The Dutch studies about orgasms (mentioned earlier), along with others, have also been the basis for continuing research in helping women who are anorgasmic. Dr. Barry Komisaruk at Rutgers University is currently studying women who are anorgasmic and women who are constantly aroused sexually but are unable to reach orgasm. The latter group of women were each put in an MRI scanner where they could see their brain activity on a monitor. Their brain scans showed that the brain thought they were in fact constantly being sexually stimulated. The women then used imagery and other neurofeedback exercises to calm their brains. Dr. Komisaruk believes that anorgasmic women could also learn to read and react to their brain activity to try to reach orgasm.

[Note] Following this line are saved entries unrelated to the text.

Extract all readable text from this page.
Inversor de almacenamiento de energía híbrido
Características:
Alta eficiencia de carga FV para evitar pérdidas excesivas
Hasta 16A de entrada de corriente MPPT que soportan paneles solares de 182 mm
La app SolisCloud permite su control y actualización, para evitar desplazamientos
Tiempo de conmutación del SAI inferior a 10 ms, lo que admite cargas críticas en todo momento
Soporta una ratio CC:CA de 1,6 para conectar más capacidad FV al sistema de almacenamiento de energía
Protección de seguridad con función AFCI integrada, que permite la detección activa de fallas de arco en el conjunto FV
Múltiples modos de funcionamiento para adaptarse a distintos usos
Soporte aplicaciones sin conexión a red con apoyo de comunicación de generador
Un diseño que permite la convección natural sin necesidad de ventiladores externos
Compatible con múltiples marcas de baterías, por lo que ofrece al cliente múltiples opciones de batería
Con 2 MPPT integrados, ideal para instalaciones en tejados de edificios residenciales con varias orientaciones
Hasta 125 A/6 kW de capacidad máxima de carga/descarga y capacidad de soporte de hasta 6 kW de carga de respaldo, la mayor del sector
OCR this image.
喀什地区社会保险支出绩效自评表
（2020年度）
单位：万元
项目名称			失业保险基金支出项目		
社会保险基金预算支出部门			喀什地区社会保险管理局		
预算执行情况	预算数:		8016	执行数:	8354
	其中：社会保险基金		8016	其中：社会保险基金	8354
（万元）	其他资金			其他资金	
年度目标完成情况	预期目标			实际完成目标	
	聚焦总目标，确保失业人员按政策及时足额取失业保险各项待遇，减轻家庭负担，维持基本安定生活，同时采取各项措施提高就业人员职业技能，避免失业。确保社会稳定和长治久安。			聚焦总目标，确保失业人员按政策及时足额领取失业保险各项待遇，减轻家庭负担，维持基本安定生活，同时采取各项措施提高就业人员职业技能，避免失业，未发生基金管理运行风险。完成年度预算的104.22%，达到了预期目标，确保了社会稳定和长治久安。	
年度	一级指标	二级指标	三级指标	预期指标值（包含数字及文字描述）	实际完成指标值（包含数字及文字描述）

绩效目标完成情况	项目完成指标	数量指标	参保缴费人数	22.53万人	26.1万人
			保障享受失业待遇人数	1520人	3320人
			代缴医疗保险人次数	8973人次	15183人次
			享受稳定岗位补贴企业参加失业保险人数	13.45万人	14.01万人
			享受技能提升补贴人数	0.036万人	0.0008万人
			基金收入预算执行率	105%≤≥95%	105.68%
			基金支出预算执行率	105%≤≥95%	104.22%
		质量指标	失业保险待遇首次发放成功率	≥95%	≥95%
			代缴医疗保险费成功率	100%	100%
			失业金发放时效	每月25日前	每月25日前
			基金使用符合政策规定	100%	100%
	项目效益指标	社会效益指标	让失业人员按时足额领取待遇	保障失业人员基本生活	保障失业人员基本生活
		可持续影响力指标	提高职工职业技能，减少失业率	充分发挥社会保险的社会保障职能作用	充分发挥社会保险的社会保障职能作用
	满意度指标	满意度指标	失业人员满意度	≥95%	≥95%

Perhaps more unusual-sounding than orgasmia is the concept of orgasms that have nothing to do with the genitalia at all. Some people can orgasm from being touched in other places on the body, such as the nipples. In this case, researchers believe that the sensations in the nipples are transmitted to the same areas of the brain that receive information from the genitals. However, people have also reported actually feeling orgasms in other parts of their bodies, including their hands and feet. Several people have even described having orgasms in limbs that were no longer there. One reason may be the layout of the cortical homunculus, a map that shows how different places of the brain's sensory and motor cortices correspond to the organs and limbs of the body. A person who feels an orgasm in a phantom foot, for example, may have experienced a remapping of the senses because the foot is located next to the genitals in the homunculus. The foot is no longer there to provide sensation, so the area for genital sensation took over the space.

Although we now know more about how orgasms impact the brain than ever before, there's still a lot that we don't know. For example, scientists are still debating the evolutionary reason behind the female orgasm. But it's probably safe to say that most people aren't too concerned about the "why" -- they'd prefer to focus on the whos, whats and whens of sex.